Al segundo año de conocernos tuve un capricho; que Pepe me llevase a París. Estaba él entonces arreglando sus caballerizas y se negó en redondo, haciéndolo de tan mala manera, con tal rudeza que me sentí humillada. – «Primero son los caballos que tú» – me dijo…
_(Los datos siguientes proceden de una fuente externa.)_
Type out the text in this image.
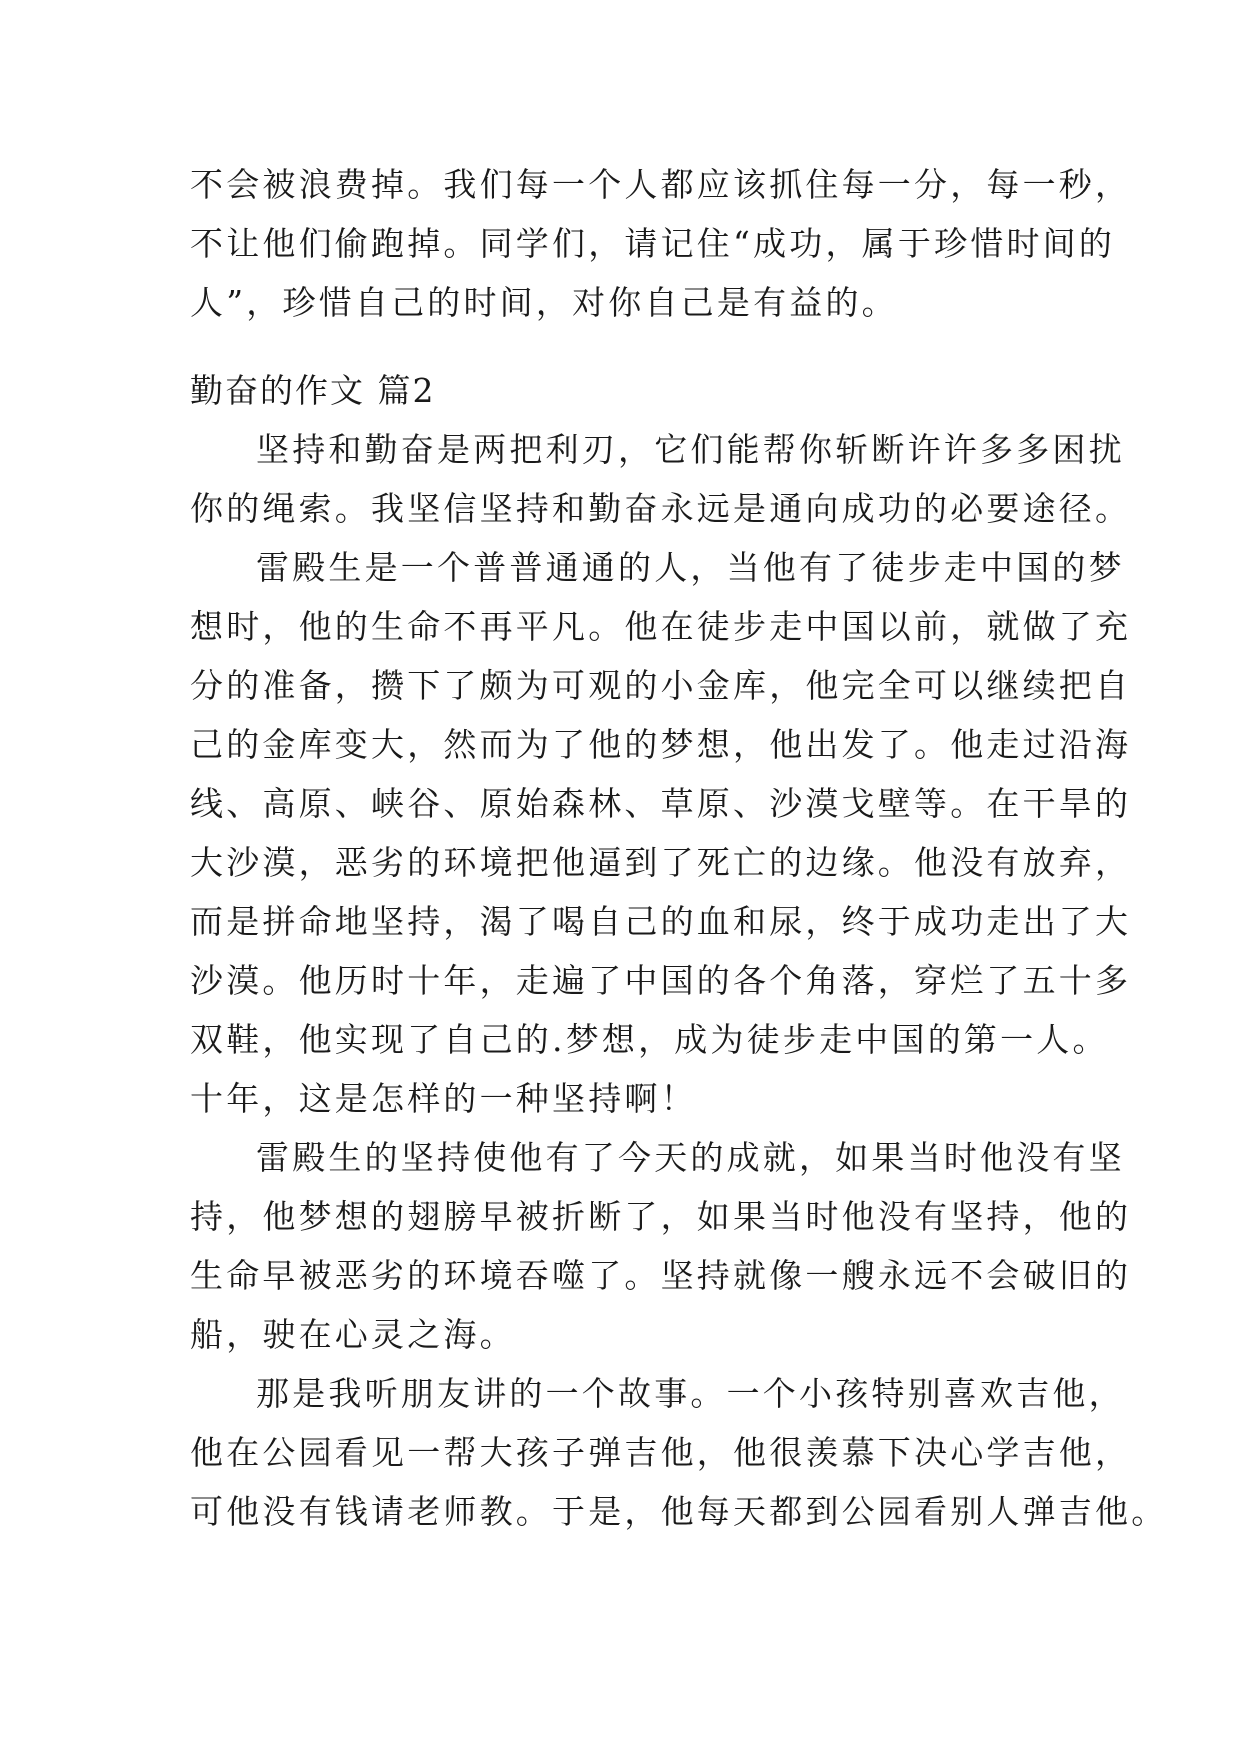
不会被浪费掉。我们每一个人都应该抓住每一分，每一秒，
不让他们偷跑掉。同学们，请记住“成功，属于珍惜时间的
人”，珍惜自己的时间，对你自己是有益的。
勤奋的作文 篇2
坚持和勤奋是两把利刃，它们能帮你斩断许许多多困扰
你的绳索。我坚信坚持和勤奋永远是通向成功的必要途径。
雷殿生是一个普普通通的人，当他有了徒步走中国的梦
想时，他的生命不再平凡。他在徒步走中国以前，就做了充
分的准备，攒下了颇为可观的小金库，他完全可以继续把自
己的金库变大，然而为了他的梦想，他出发了。他走过沿海
线、高原、峡谷、原始森林、草原、沙漠戈壁等。在干旱的
大沙漠，恶劣的环境把他逼到了死亡的边缘。他没有放弃，
而是拼命地坚持，渴了喝自己的血和尿，终于成功走出了大
沙漠。他历时十年，走遍了中国的各个角落，穿烂了五十多
双鞋，他实现了自己的.梦想，成为徒步走中国的第一人。
十年，这是怎样的一种坚持啊！
雷殿生的坚持使他有了今天的成就，如果当时他没有坚
持，他梦想的翅膀早被折断了，如果当时他没有坚持，他的
生命早被恶劣的环境吞噬了。坚持就像一艘永远不会破旧的
船，驶在心灵之海。
那是我听朋友讲的一个故事。一个小孩特别喜欢吉他，
他在公园看见一帮大孩子弹吉他，他很羡慕下决心学吉他，
可他没有钱请老师教。于是，他每天都到公园看别人弹吉他。
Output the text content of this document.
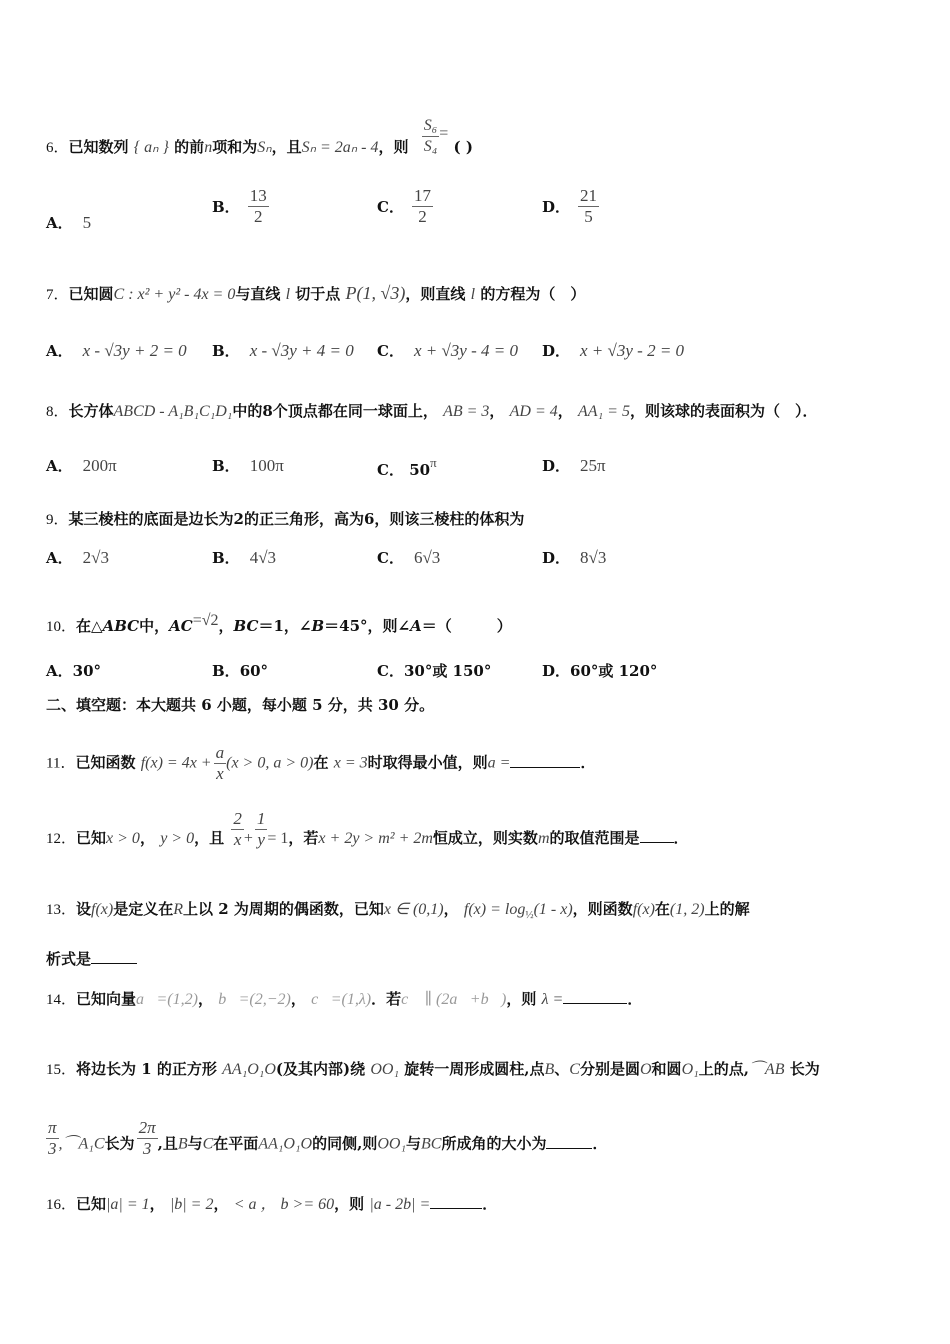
6．已知数列 { aₙ } 的前n项和为Sₙ，且Sₙ = 2aₙ - 4，则 $\frac{\text{S₆}}{\text{S₄}}$ = ( )
A． 5
B． $\frac{13}{2}$	C． $\frac{17}{2}$	D． $\frac{21}{5}$
7．已知圆C : x² + y² - 4x = 0与直线 l 切于点 P(1, √3)，则直线 l 的方程为（　）
A． x - √3y + 2 = 0 B． x - √3y + 4 = 0 C． x + √3y - 4 = 0 D． x + √3y - 2 = 0
8．长方体ABCD - A₁B₁C₁D₁中的8个顶点都在同一球面上， AB = 3， AD = 4， AA₁ = 5，则该球的表面积为（　）．
A． 200π	B． 100π	C． 50π	D． 25π
9．某三棱柱的底面是边长为2的正三角形，高为6，则该三棱柱的体积为
A． 2√3	B． 4√3	C． 6√3	D． 8√3
10．在△ABC中，AC=√2，BC＝1，∠B＝45°，则∠A＝（　　　）
A．30°	B．60°	C．30°或 150°	D．60°或 120°
二、填空题：本大题共 6 小题，每小题 5 分，共 30 分。
11．已知函数 $f(x) = 4x + \frac{a}{x} (x > 0$, a > 0)在 x = 3时取得最小值，则a =	．
12．已知x > 0， y > 0，且 $\frac{2}{x} + \frac{1}{y} = 1$，若x + 2y > m² + 2m恒成立，则实数m的取值范围是 ．
13．设f(x)是定义在R上以 2 为周期的偶函数，已知x ∈ (0,1)， $f(x) = \log_{\frac{1}{2}}(1 - x)$，则函数f(x)在(1, 2)上的解
析式是
14．已知向量a⃗=(1,2)， b⃗=(2,−2)， c⃗=(1,λ)．若c⃗ ∥ (2a⃗+b⃗)，则 λ =	．
15．将边长为 1 的正方形 AA₁O₁O(及其内部)绕 OO₁ 旋转一周形成圆柱,点B、C分别是圆O和圆O₁上的点,⌒AB 长为
$\frac{\pi}{3}$ ,⌒A₁C长为 $\frac{2\pi}{3}$ ,且B与C在平面AA₁O₁O的同侧,则OO₁与BC所成角的大小为	．
16．已知|a| = 1， |b| = 2， < a ， b >= 60，则 |a - 2b| =	．
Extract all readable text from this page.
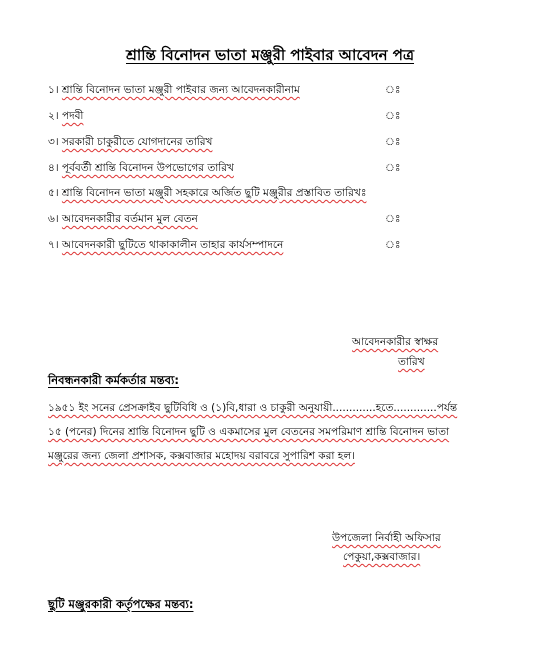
শ্রান্তি বিনোদন ভাতা মঞ্জুরী পাইবার আবেদন পত্র
১। শ্রান্তি বিনোদন ভাতা মঞ্জুরী পাইবার জন্য আবেদনকারীনাম	ঃ
২। পদবী	ঃ
৩। সরকারী চাকুরীতে যোগদানের তারিখ	ঃ
৪। পূর্ববর্তী শ্রান্তি বিনোদন উপভোগের তারিখ	ঃ
৫। শ্রান্তি বিনোদন ভাতা মঞ্জুরী সহকারে অর্জিত ছুটি মঞ্জুরীর প্রস্তাবিত তারিখঃ
৬। আবেদনকারীর বর্তমান মুল বেতন	ঃ
৭। আবেদনকারী ছুটিতে থাকাকালীন তাহার কার্যসম্পাদনে	ঃ
আবেদনকারীর স্বাক্ষর
তারিখ
নিবন্ধনকারী কর্মকর্তার মন্তব্য:
১৯৫১ ইং সনের প্রেসক্রাইব ছুটিবিধি ও (১)বি,ধারা ও চাকুরী অনুযায়ী.............হতে.............পর্যন্ত
১৫ (পনের) দিনের শ্রান্তি বিনোদন ছুটি ও একমাসের মুল বেতনের সমপরিমাণ শ্রান্তি বিনোদন ভাতা
মঞ্জুরের জন্য জেলা প্রশাসক, কক্সবাজার মহোদয় বরাবরে সুপারিশ করা হল।
উপজেলা নির্বাহী অফিসার
পেকুয়া,কক্সবাজার।
ছুটি মঞ্জুরকারী কর্তৃপক্ষের মন্তব্য:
Iba por aquel tiempo con Pepe a todas partes, y venía mucho a comer con nosotros, un amigote sayo que entre burlas y veras, pero poniéndose muy serio solía decirme: – «¡Ay, Enriqueta, si yo tuviese fortuna, qué vida tan distinta haría usted!» – Yo nunca le contestaba… Era uno de esos hombres a quienes se siente no haber conocido antes… La imagen de la dicha que llega tarde. Bueno, pues este amigo hablando una tarde de la negativa de Pepe a llevarme a París me dijo: – «Yo le he aconsejado que vayan ustedes, que de allá podrá traer quien le arregle todo eso de los caballos mejor que aquí; pero es muy terco. Basta que le hagan una indicación para que no la siga. Lo mismo era su padre.» – Entonces comenzó a contarme que se conocían desde niños, que luego, de muchachos, habían estado juntos en Londres empleados en la misma casa de banca. Por último, que su padre, el de Pepe, le había mandado de chico a Inglaterra por una trastada que hizo aquí, y que el tal padre era un tío muy malo que había quebrado en falso arruinando a mucha gente. Escuché aquello con verdadero asombro; le hice mil preguntas, le hablé de quien era mi padre, de mi familia dudé, volví a preguntarle, y sacamos en limpio que Pepe García, el vizconde de Manjirón, mi amante, era el hijo de mi tutor, de don Ulpiano, el hijo del hombre que había causado mi desgracia y mi envilecimiento. Fácilmente se explica que yo no lo supiera antes. Mi tutor se llamaba Ulpiano García Pignorado, pero todo Madrid le designaba por el segando apellido; Pepe ponía naturalmente después del García paterno el apellido de su madre: además, al morir mi tutor, Pepe vino de Londres, recogió su herencia y se volvió al extranjero: viajó mucho y en Roma, por un donativo que hizo al Papa durante una peregrinación, consiguió titularse con el nombre de una dehesa de Manjirón que tenía cerca del Escorial. Cuando le conocí todo Madrid le llamaba Pepe García, o el vizconde de Manjirón. ¿Cómo podía yo suponer que fuese el hijo de don Ulpiano?